Korupsi, Kolusi, dan Nepotisme atau yang sering kita dengar dengan sebutan KKN sering terjadi di Negara kita, Indonesia. Bahkan sampai dibuatkannya Undang-undang mengenai hal ini yakni Undang Undang No 28 Tahun 1999 tentang Penyelenggara Negara yang Bersih dan Bebas dari Korupsi, Kolusi dan Nepotisme. Berkaca pada tahun sebelum undang undang ini berlaku yakni pada zaman orde baru sering kita lihat bahwa praktek KKN ini sering terjadi sehingga disahkannya undang-undang ini.

Dalam hal ini saya selaku penulis akan menekankan mengenai Nepotisme, karena ada beberapa hal dalam pasal di Undang Undang No 28 Tahun 1999 tentang Penyelenggara Negara yang Bersih dan Bebas dari Korupsi, Kolusi dan Nepotisme yang kabur atau “obscuur libel” mengenai Nepotisme ini.
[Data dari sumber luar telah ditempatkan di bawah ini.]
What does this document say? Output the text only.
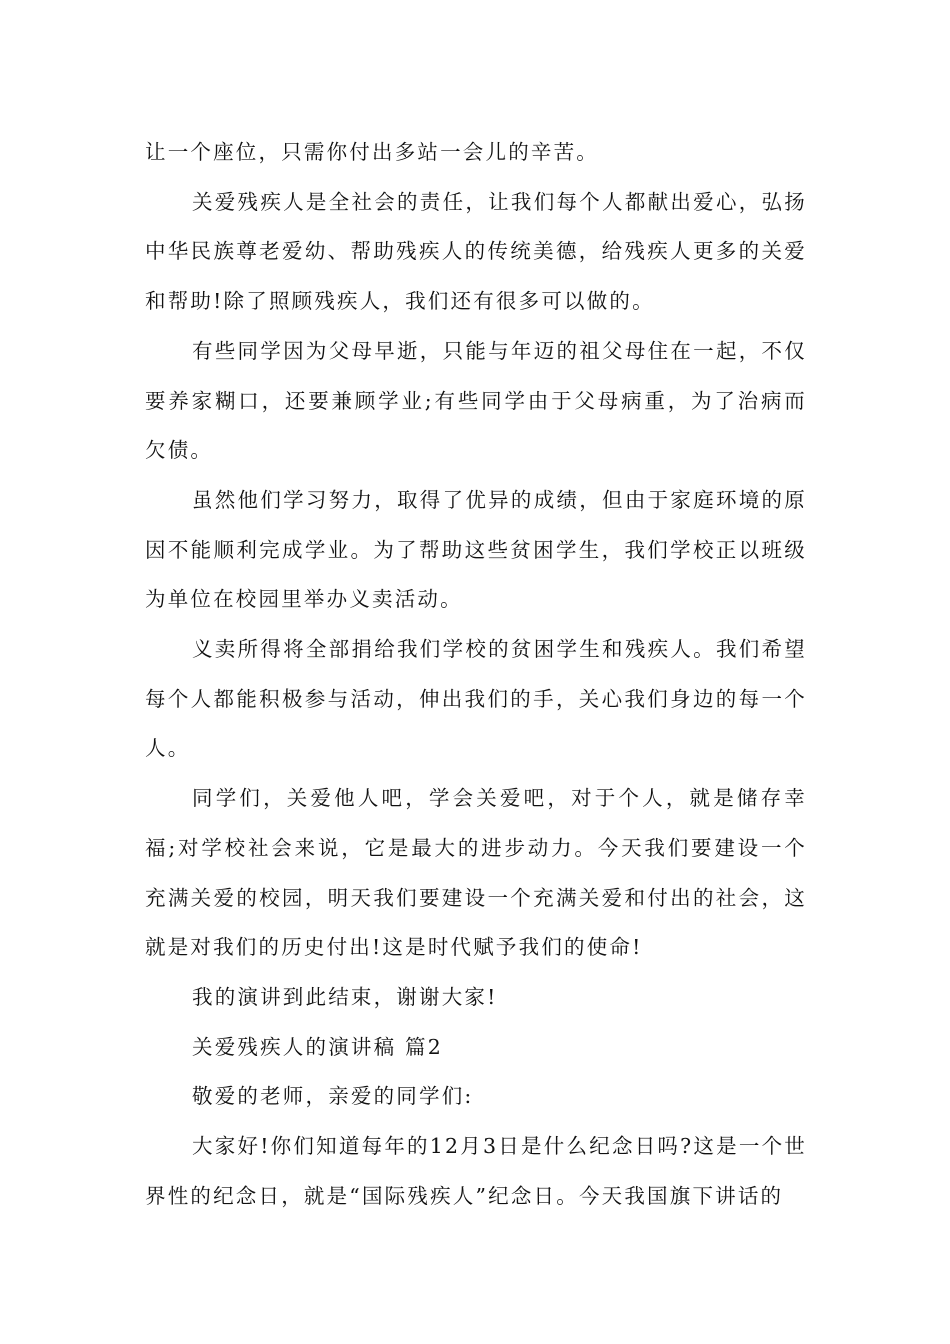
让一个座位，只需你付出多站一会儿的辛苦。

关爱残疾人是全社会的责任，让我们每个人都献出爱心，弘扬中华民族尊老爱幼、帮助残疾人的传统美德，给残疾人更多的关爱和帮助!除了照顾残疾人，我们还有很多可以做的。

有些同学因为父母早逝，只能与年迈的祖父母住在一起，不仅要养家糊口，还要兼顾学业;有些同学由于父母病重，为了治病而欠债。

虽然他们学习努力，取得了优异的成绩，但由于家庭环境的原因不能顺利完成学业。为了帮助这些贫困学生，我们学校正以班级为单位在校园里举办义卖活动。

义卖所得将全部捐给我们学校的贫困学生和残疾人。我们希望每个人都能积极参与活动，伸出我们的手，关心我们身边的每一个人。

同学们，关爱他人吧，学会关爱吧，对于个人，就是储存幸福;对学校社会来说，它是最大的进步动力。今天我们要建设一个充满关爱的校园，明天我们要建设一个充满关爱和付出的社会，这就是对我们的历史付出!这是时代赋予我们的使命!

我的演讲到此结束，谢谢大家!

关爱残疾人的演讲稿 篇2

敬爱的老师，亲爱的同学们:

大家好!你们知道每年的12月3日是什么纪念日吗?这是一个世界性的纪念日，就是“国际残疾人”纪念日。今天我国旗下讲话的
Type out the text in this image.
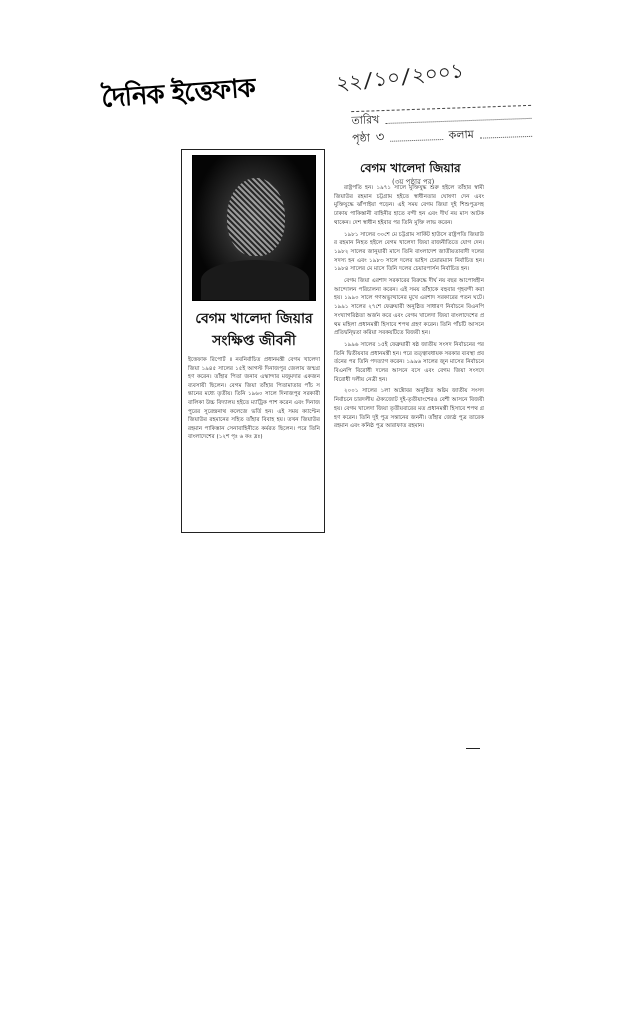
দৈনিক ইত্তেফাক	২২/১০/২০০১
তারিখ
পৃষ্ঠা ৩	কলাম
বেগম খালেদা জিয়ার
সংক্ষিপ্ত জীবনী
ইত্তেফাক রিপোর্ট ॥ নবনির্বাচিত প্রধানমন্ত্রী বেগম খালেদা জিয়া ১৯৪৫ সালের ১৫ই আগস্ট দিনাজপুর জেলায় জন্মগ্রহণ করেন। তাঁহার পিতা জনাব এস্কান্দার মজুমদার একজন ব্যবসায়ী ছিলেন। বেগম জিয়া তাঁহার পিতামাতার পাঁচ সন্তানের মধ্যে তৃতীয়। তিনি ১৯৬০ সালে দিনাজপুর সরকারী বালিকা উচ্চ বিদ্যালয় হইতে ম্যাট্রিক পাশ করেন এবং দিনাজপুরের সুরেন্দ্রনাথ কলেজে ভর্তি হন। এই সময় ক্যাপ্টেন জিয়াউর রহমানের সহিত তাঁহার বিবাহ হয়। তখন জিয়াউর রহমান পাকিস্তান সেনাবাহিনীতে কর্মরত ছিলেন। পরে তিনি বাংলাদেশের (১২শ পৃঃ ৬ কঃ দ্রঃ)
বেগম খালেদা জিয়ার
(৩য় পৃষ্ঠার পর)

রাষ্ট্রপতি হন। ১৯৭১ সালে মুক্তিযুদ্ধ শুরু হইলে তাঁহার স্বামী জিয়াউর রহমান চট্টগ্রাম হইতে স্বাধীনতার ঘোষণা দেন এবং মুক্তিযুদ্ধে ঝাঁপাইয়া পড়েন। এই সময় বেগম জিয়া দুই শিশুপুত্রসহ ঢাকায় পাকিস্তানী বাহিনীর হাতে বন্দী হন এবং দীর্ঘ নয় মাস আটক থাকেন। দেশ স্বাধীন হইবার পর তিনি মুক্তি লাভ করেন।

১৯৮১ সালের ৩০শে মে চট্টগ্রাম সার্কিট হাউসে রাষ্ট্রপতি জিয়াউর রহমান নিহত হইলে বেগম খালেদা জিয়া রাজনীতিতে যোগ দেন। ১৯৮২ সালের জানুয়ারী মাসে তিনি বাংলাদেশ জাতীয়তাবাদী দলের সদস্য হন এবং ১৯৮৩ সালে দলের ভাইস চেয়ারম্যান নির্বাচিত হন। ১৯৮৪ সালের মে মাসে তিনি দলের চেয়ারপার্সন নির্বাচিত হন।

বেগম জিয়া এরশাদ সরকারের বিরুদ্ধে দীর্ঘ নয় বছর আপোষহীন আন্দোলন পরিচালনা করেন। এই সময় তাঁহাকে বহুবার গৃহবন্দী করা হয়। ১৯৯০ সালে গণঅভ্যুত্থানের মুখে এরশাদ সরকারের পতন ঘটে। ১৯৯১ সালের ২৭শে ফেব্রুয়ারী অনুষ্ঠিত সাধারণ নির্বাচনে বিএনপি সংখ্যাগরিষ্ঠতা অর্জন করে এবং বেগম খালেদা জিয়া বাংলাদেশের প্রথম মহিলা প্রধানমন্ত্রী হিসাবে শপথ গ্রহণ করেন। তিনি পাঁচটি আসনে প্রতিদ্বন্দ্বিতা করিয়া সবকয়টিতে বিজয়ী হন।

১৯৯৬ সালের ১৫ই ফেব্রুয়ারী ষষ্ঠ জাতীয় সংসদ নির্বাচনের পর তিনি দ্বিতীয়বার প্রধানমন্ত্রী হন। পরে তত্ত্বাবধায়ক সরকার ব্যবস্থা প্রবর্তনের পর তিনি পদত্যাগ করেন। ১৯৯৬ সালের জুন মাসের নির্বাচনে বিএনপি বিরোধী দলের আসনে বসে এবং বেগম জিয়া সংসদে বিরোধী দলীয় নেত্রী হন।

২০০১ সালের ১লা অক্টোবর অনুষ্ঠিত অষ্টম জাতীয় সংসদ নির্বাচনে চারদলীয় ঐক্যজোট দুই-তৃতীয়াংশেরও বেশী আসনে বিজয়ী হয়। বেগম খালেদা জিয়া তৃতীয়বারের মত প্রধানমন্ত্রী হিসাবে শপথ গ্রহণ করেন। তিনি দুই পুত্র সন্তানের জননী। তাঁহার জ্যেষ্ঠ পুত্র তারেক রহমান এবং কনিষ্ঠ পুত্র আরাফাত রহমান।
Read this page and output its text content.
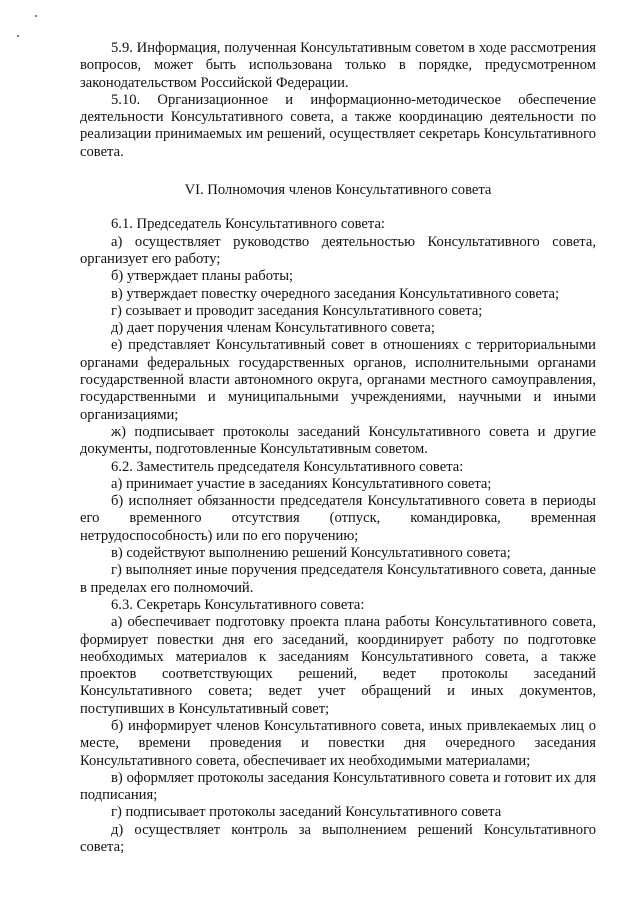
5.9. Информация, полученная Консультативным советом в ходе рассмотрения вопросов, может быть использована только в порядке, предусмотренном законодательством Российской Федерации.

5.10. Организационное и информационно-методическое обеспечение деятельности Консультативного совета, а также координацию деятельности по реализации принимаемых им решений, осуществляет секретарь Консультативного совета.

VI. Полномочия членов Консультативного совета

6.1. Председатель Консультативного совета:

а) осуществляет руководство деятельностью Консультативного совета, организует его работу;

б) утверждает планы работы;

в) утверждает повестку очередного заседания Консультативного совета;

г) созывает и проводит заседания Консультативного совета;

д) дает поручения членам Консультативного совета;

е) представляет Консультативный совет в отношениях с территориальными органами федеральных государственных органов, исполнительными органами государственной власти автономного округа, органами местного самоуправления, государственными и муниципальными учреждениями, научными и иными организациями;

ж) подписывает протоколы заседаний Консультативного совета и другие документы, подготовленные Консультативным советом.

6.2. Заместитель председателя Консультативного совета:

а) принимает участие в заседаниях Консультативного совета;

б) исполняет обязанности председателя Консультативного совета в периоды его временного отсутствия (отпуск, командировка, временная нетрудоспособность) или по его поручению;

в) содействуют выполнению решений Консультативного совета;

г) выполняет иные поручения председателя Консультативного совета, данные в пределах его полномочий.

6.3. Секретарь Консультативного совета:

а) обеспечивает подготовку проекта плана работы Консультативного совета, формирует повестки дня его заседаний, координирует работу по подготовке необходимых материалов к заседаниям Консультативного совета, а также проектов соответствующих решений, ведет протоколы заседаний Консультативного совета; ведет учет обращений и иных документов, поступивших в Консультативный совет;

б) информирует членов Консультативного совета, иных привлекаемых лиц о месте, времени проведения и повестки дня очередного заседания Консультативного совета, обеспечивает их необходимыми материалами;

в) оформляет протоколы заседания Консультативного совета и готовит их для подписания;

г) подписывает протоколы заседаний Консультативного совета

д) осуществляет контроль за выполнением решений Консультативного совета;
Hal yang kabur mengenai pasal ini adalah Nepotisme ini termasuk dalam perkara Pidana atau Perdata.

Baca juga: Hambatan dan Tantangan dalam Sistem Pembuktian Terbalik Tindak Pidana Korupsi

Menurut saya sebagai mahasiswa Fakultas Hukum Universitas Mataram Undang undang ini tidak memenuhi prinsip Hukum yakni Lex Certa yang artinya undang-undang harus dirumuskan secara rinci dan jelas mengenai perbuatan yang disebut sebagai tindak pidana. Jelas tampak bahwa pada pasal 20 dan pasal 22 Undang Undang No 28 Tahun 1999 tentang Penyelenggara Negara yang Bersih dan Bebas dari Korupsi, Kolusi, dan Nepotisme berbeda satu sama lain rumusannya.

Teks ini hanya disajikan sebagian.